Care? Of course she cared! She considered him the most beautiful and desirable of mortals; she was so enraptured, so thrilled with the astounding fact that he cared for her, that she couldn't speak, but looked at him with swimming eyes. He brought the car to a stop, slipped an arm around her shoulder, and drew her close. She knew that something momentous was going to happen to her, and looked at him, full of a sweet terror. "I love you!" said Glenn, and kissed her on the mouth.
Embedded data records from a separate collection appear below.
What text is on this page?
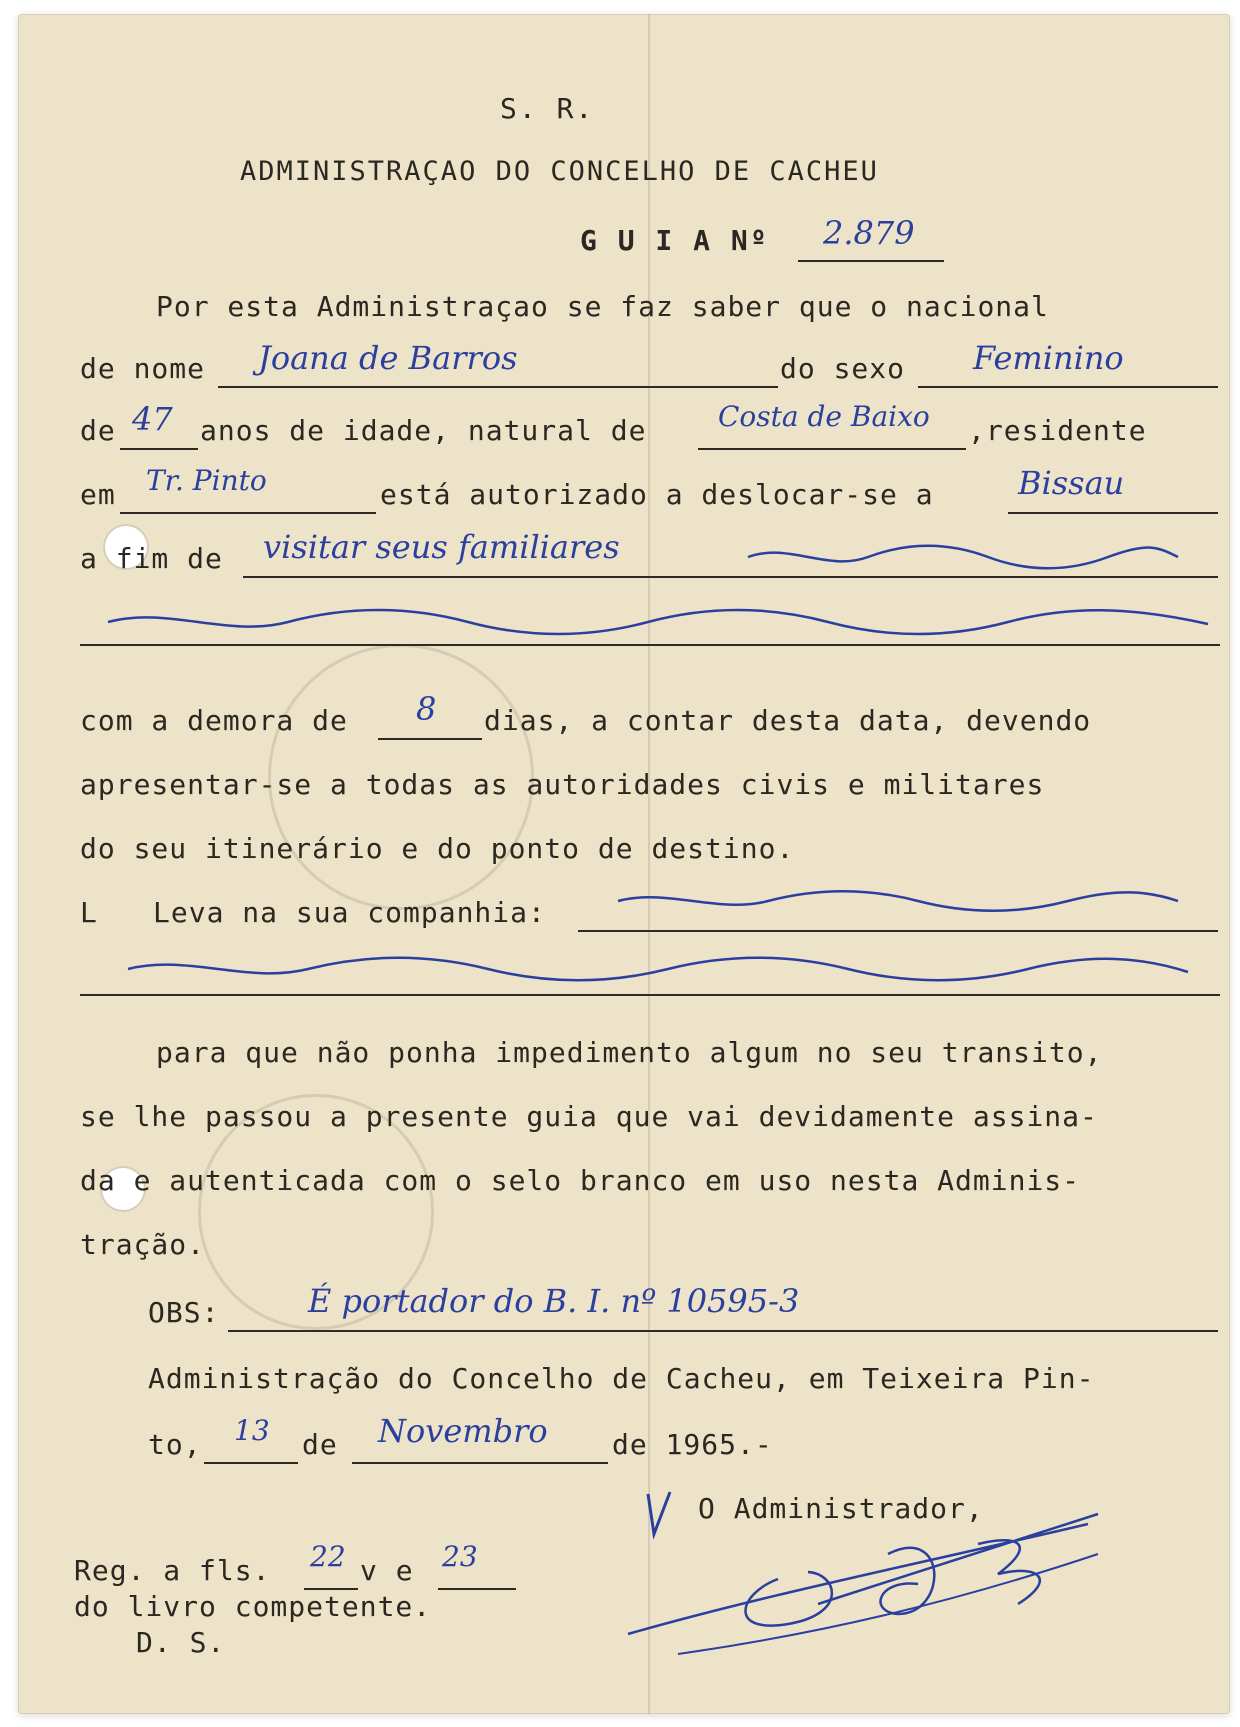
S. R.
ADMINISTRAÇAO DO CONCELHO DE CACHEU
G U I A Nº 2.879
Por esta Administraçao se faz saber que o nacional
de nome Joana de Barros	do sexo Feminino
de 47 anos de idade, natural de	Costa de Baixo ,residente
em Tr. Pinto	está autorizado a deslocar-se a	Bissau
a fim de visitar seus familiares
com a demora de 8 dias, a contar desta data, devendo
apresentar-se a todas as autoridades civis e militares
do seu itinerário e do ponto de destino.
L Leva na sua companhia:
para que não ponha impedimento algum no seu transito,
se lhe passou a presente guia que vai devidamente assina-
da e autenticada com o selo branco em uso nesta Adminis-
tração.
OBS:	É portador do B. I. nº 10595-3
Administração do Concelho de Cacheu, em Teixeira Pin-
to, 13 de Novembro de 1965.-
O Administrador,
Reg. a fls. 22 v e 23
do livro competente.
D. S.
His beard was the ghost of down on his cheek; her hair hung in a braid to her waist; their kiss was the kiss of youth,—tender, passionately pure. Everything but that morning face, pale with young emotion, looking at her with enamored eyes, vanished from her mind; everything else counted for nothing, went like chaff upon the wind. The one fact alone remained: Glenn loved her! Her senses were in a delicious tumult from the power and the glory of it: Glenn loved her! It was as if a skylark sang in her breast, as if she walked in a rosy and new-born world. Had Nancy been called upon to die for him then, she would have gone to her death shining-eyed, fleet-footed, joyous.
"I love you, I love you!" Glenn repeated it like a litany. "Nancy! Does it make you as happy because I love you as it makes me because you love me?"
"Oh, ten thousand times ten thousand times more!" she said fervently.
"I think it was your hair I fell in love with, first off," he told her presently. "I have never seen a girl with such hair, and such a lot of it. I'm crazy about your hair, Nancy."